Visiting the city, the British journalist and Labour Party leader, H.N. Brailsford, wrote of the Congress’s boycotts, marches and rallies:
More sober and orderly meetings I never saw… The speeches were certainly what lawyers call ‘seditious’, but they were never incitements to disorder. Invariably they preached nonviolence… When the speakers talked, the more devoted members of the audience, men as well as women, would take out the little hand-spindle, the takli, and twist it placidly and indefatigably as they listened.35
In Delhi, Harry Haig, home secretary to the Government of India, privately conceded that the Congress seemed to run the streets of Bombay, noting that the numbers and discipline involved in Congress marches and ‘the brushing aside’ of police control of traffic ‘have combined to produce a vivid impression of the power and success of the Congress movement’.36
Elsewhere, too, the Raj’s prestige slipped, if not as dramatically. It slipped despite bans on several units of the Congress, despite large-scale arrests, and despite ten ordinances that Irwin promulgated between mid-April and mid-December, exercising an ‘arbitrary rule… wielded by no previous Viceroy’.37
When Jawaharlal was arrested, his father became acting president of the Congress. When, in June, he too was arrested, Motilal Nehru named Vallabhbhai Patel, whose release came at the end of June, to the chair. By this time even Malaviya, always wary of confrontation, had resigned from the Central Assembly. On his request, Vallabhbhai nominated Malaviya to the Congress’s illegal Working Committee.

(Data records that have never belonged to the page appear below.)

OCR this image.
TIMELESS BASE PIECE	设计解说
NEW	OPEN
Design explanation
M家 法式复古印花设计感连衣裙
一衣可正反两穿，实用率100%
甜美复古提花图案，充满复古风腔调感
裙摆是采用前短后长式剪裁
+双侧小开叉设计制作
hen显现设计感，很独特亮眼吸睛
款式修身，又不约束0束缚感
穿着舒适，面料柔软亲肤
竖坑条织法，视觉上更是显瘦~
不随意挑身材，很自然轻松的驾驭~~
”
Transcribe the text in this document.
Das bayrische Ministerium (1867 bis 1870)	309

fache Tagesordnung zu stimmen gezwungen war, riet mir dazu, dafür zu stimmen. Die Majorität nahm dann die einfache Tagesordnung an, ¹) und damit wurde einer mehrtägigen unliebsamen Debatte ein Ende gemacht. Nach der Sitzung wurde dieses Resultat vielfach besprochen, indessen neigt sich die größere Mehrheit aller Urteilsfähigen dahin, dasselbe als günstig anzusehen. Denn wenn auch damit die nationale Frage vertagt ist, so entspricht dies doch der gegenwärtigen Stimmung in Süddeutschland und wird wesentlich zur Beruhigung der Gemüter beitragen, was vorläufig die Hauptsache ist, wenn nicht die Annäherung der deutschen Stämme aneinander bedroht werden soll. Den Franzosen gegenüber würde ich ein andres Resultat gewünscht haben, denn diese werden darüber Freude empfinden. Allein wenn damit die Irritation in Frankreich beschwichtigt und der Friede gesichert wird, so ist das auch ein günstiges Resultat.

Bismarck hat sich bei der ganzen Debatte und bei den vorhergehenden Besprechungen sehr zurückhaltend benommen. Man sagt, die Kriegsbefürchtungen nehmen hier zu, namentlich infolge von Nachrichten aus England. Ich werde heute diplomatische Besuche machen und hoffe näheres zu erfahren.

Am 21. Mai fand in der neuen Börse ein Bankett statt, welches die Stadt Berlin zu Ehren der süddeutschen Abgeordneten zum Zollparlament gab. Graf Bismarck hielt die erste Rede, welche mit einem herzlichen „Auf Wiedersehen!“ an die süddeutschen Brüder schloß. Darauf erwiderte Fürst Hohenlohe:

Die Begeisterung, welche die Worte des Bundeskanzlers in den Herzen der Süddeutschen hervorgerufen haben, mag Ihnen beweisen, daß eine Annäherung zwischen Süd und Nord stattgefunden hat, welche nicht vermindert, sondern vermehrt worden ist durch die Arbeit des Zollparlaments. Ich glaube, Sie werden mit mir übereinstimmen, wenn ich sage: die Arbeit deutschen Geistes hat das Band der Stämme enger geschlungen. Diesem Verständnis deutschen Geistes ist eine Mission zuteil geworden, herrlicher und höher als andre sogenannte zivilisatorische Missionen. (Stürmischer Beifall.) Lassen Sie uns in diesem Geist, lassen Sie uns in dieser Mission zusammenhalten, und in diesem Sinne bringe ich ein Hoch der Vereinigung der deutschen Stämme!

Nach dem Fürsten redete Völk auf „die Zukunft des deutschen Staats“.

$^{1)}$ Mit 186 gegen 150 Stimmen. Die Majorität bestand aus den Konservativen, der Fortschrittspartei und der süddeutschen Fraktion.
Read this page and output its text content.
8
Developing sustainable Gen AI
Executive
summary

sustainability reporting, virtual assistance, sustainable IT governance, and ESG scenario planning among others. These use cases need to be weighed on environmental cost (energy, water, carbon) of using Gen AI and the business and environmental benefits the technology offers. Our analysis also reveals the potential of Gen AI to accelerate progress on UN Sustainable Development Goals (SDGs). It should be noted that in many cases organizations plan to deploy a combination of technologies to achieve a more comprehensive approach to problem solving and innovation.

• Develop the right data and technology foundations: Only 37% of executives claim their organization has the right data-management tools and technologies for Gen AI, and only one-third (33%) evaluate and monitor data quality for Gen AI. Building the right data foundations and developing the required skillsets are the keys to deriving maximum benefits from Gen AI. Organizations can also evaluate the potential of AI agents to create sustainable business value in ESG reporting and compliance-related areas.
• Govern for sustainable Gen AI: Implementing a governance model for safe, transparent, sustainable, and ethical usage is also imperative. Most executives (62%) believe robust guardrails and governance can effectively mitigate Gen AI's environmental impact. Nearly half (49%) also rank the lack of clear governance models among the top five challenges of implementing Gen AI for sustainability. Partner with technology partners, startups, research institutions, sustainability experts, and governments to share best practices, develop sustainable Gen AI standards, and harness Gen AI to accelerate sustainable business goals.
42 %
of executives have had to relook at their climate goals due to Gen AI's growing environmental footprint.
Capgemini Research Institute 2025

Patel also asked ‘every house in the country to be the office of the Congress committee, and every individual to be the Congress in himself’.38 At the end of July, Vallabhbhai, Malaviya, and several others were arrested in Bombay for refusing an order to disperse. Released but rearrested in December 1930, Patel named Rajendra Prasad to succeed him as acting Congress president.